Наблюдая за ними обоими с конца 1964 года до их смерти – Суслова в начале 1982 года, а Брежнева в конце того же года, – я видел, что, несмотря на возраставшее с течением времени влияние Андропова, Устинова и Громыко, Суслов все же оставался по-настоящему вторым человеком в партии, а тем самым и в государстве. Не случайно поэтому, что он оказался единственным человеком из не первых лиц и не участников Октябрьской революции, кто был похоронен в землю за Мавзолеем Ленина. Мне довелось быть свидетелем того, как решался этот вопрос. Первоначально было уже принято и оформлено решение о кремировании и захоронении урны с прахом Суслова в Кремлевской стене. Но в последний момент Брежнев предложил изменить решение. Он вспомнил, как в один из недавних праздников, когда члены Политбюро проходили из Кремля мимо могил за Мавзолеем, Суслов то ли всерьез, то ли в шутку сказал: «Вот тут есть еще местечко и для меня». «Давайте, – сказал Брежнев, – уважим пожелание Михаила Андреевича». Возражений не последовало.
На заседаниях Политбюро, когда их вел Брежнев, Суслов бывал немногословен, говорил всегда по делу, в отличие от других не занимался славословием Генсека, что в последние годы жизни Брежнева стало обязательным ритуалом. Свое несогласие по каким-то серьезным вопросам он, похоже, предпочитал обговаривать наедине с Брежневым.
Суслова не без оснований считали догматиком в идеологических вопросах. Вместе с тем, когда речь шла о государственных делах – о нашей позиции на переговорах по разоружению, о конкретных вопросах наших отношений с той или иной капиталистической страной и т. п., – я не замечал, чтобы его мнение по этим вопросам носило явно выраженную идеологическую окраску. Правда, встречаться с представителями капиталистического мира он очень не любил. На моей памяти он только однажды принял для беседы политического деятеля нелевого толка. Это был американский сенатор У. Скотт, лидер республиканцев в сенате США, которого по просьбе Никсона обещал принять Брежнев, но в связи с очередным его недомоганием беседовать с ним пришлось Суслову. Присутствуя на этой беседе, я обратил внимание на то, что Суслов изъяснялся с сенатором на вполне нормальном «государственном» языке с использованием аргументации, лишенной идеологических стереотипов.
Суслов, будучи «выпускающим» решения Политбюро и Секретариата после их голосования «по кругу», в ряде случаев позволял себе, особенно когда речь шла о кадровых, наградных и тому подобных вопросах, поправлять их, иногда передокладывая Брежневу, а иногда и нет. Я испытал это на собственном опыте.
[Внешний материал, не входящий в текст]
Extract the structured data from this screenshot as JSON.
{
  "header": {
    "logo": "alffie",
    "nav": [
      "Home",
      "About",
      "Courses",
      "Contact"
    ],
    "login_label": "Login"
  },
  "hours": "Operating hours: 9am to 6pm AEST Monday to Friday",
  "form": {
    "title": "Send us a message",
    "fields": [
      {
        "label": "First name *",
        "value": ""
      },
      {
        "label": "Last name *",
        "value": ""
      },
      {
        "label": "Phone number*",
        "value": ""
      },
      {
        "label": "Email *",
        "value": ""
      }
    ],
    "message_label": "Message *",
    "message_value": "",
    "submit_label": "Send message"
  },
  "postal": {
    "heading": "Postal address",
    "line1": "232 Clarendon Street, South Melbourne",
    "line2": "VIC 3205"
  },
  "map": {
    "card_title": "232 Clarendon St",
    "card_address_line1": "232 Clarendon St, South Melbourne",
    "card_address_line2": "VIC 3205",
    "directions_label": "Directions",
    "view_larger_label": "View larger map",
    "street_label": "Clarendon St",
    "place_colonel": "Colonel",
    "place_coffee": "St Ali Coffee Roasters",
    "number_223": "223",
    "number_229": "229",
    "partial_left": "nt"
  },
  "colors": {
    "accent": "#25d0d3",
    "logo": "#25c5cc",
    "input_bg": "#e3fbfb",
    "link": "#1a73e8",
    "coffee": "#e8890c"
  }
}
В 1975 году, когда мне исполнялось 50 лет, помощник Громыко сказал мне по секрету, что министр представил меня к награждению орденом Ленина. Неплохо зная к тому времени порядки в ЦК, я предвидел, что этот номер не пройдет: я был тогда только заведующим отделом министерства, таковые же вообще не подлежали награждению каким-либо орденом по случаю юбилейных дат. Согласно табели о рангах, по случаю пятидесятилетий даже первые секретари обкомов партии за редкими исключениями награждались в лучшем случае орденом Трудового Красного Знамени. О чем я и сказал Громыко, но тот ответил, что проект постановления Политбюро по этому вопросу он не только согласовал с Брежневым, но и заручился его визой на этом документе. Эти штуки не раз проделывали те, кто имел доступ к Брежневу, именно для того, чтобы его виза была соответствующим знаком другим голосующим. Но дело в моем случае кончилось, как я и предполагал, тем, что вышедшее из рук Суслова постановление Политбюро гласило о награждении меня орденом Дружбы народов, а не орденом Ленина. Как потом мне сказал Черненко, бывший в то время заведующим Общим отделом ЦК, Суслов, который относился ко мне совсем неплохо, сказал ему при выпуске решения, что он первым проголосовал бы за награждение меня орденом Ленина, если бы в представлении речь шла о конкретных заслугах без увязки с юбилейной датой. И я вовсе не был в обиде на Суслова – порядок есть порядок. К тому же через полтора года я был награжден и своим первым орденом Ленина.
Вернусь к афганским делам. После принятого 12 декабря злополучного решения в приграничных к Афганистану военных округах началась форсированная подготовка соединений и частей, предназначавшихся для ввода в соседнюю страну. 24 декабря Устинов собрал высший руководящий состав Министерства обороны и объявил о решении ввести советские войска в Афганистан без разъяснения конкретных целей их ввода. В тот же день появился первый письменный документ за подписью министра обороны – директива, в которой говорилось «о вводе некоторых контингентов советских войск, дислоцированных в южных районах страны, на территорию Демократической Республики Афганистан в целях оказания интернациональной помощи дружественному афганскому народу, а также создания благоприятных условий для воспрещения возможных антиафганских акций со стороны сопредельных государств».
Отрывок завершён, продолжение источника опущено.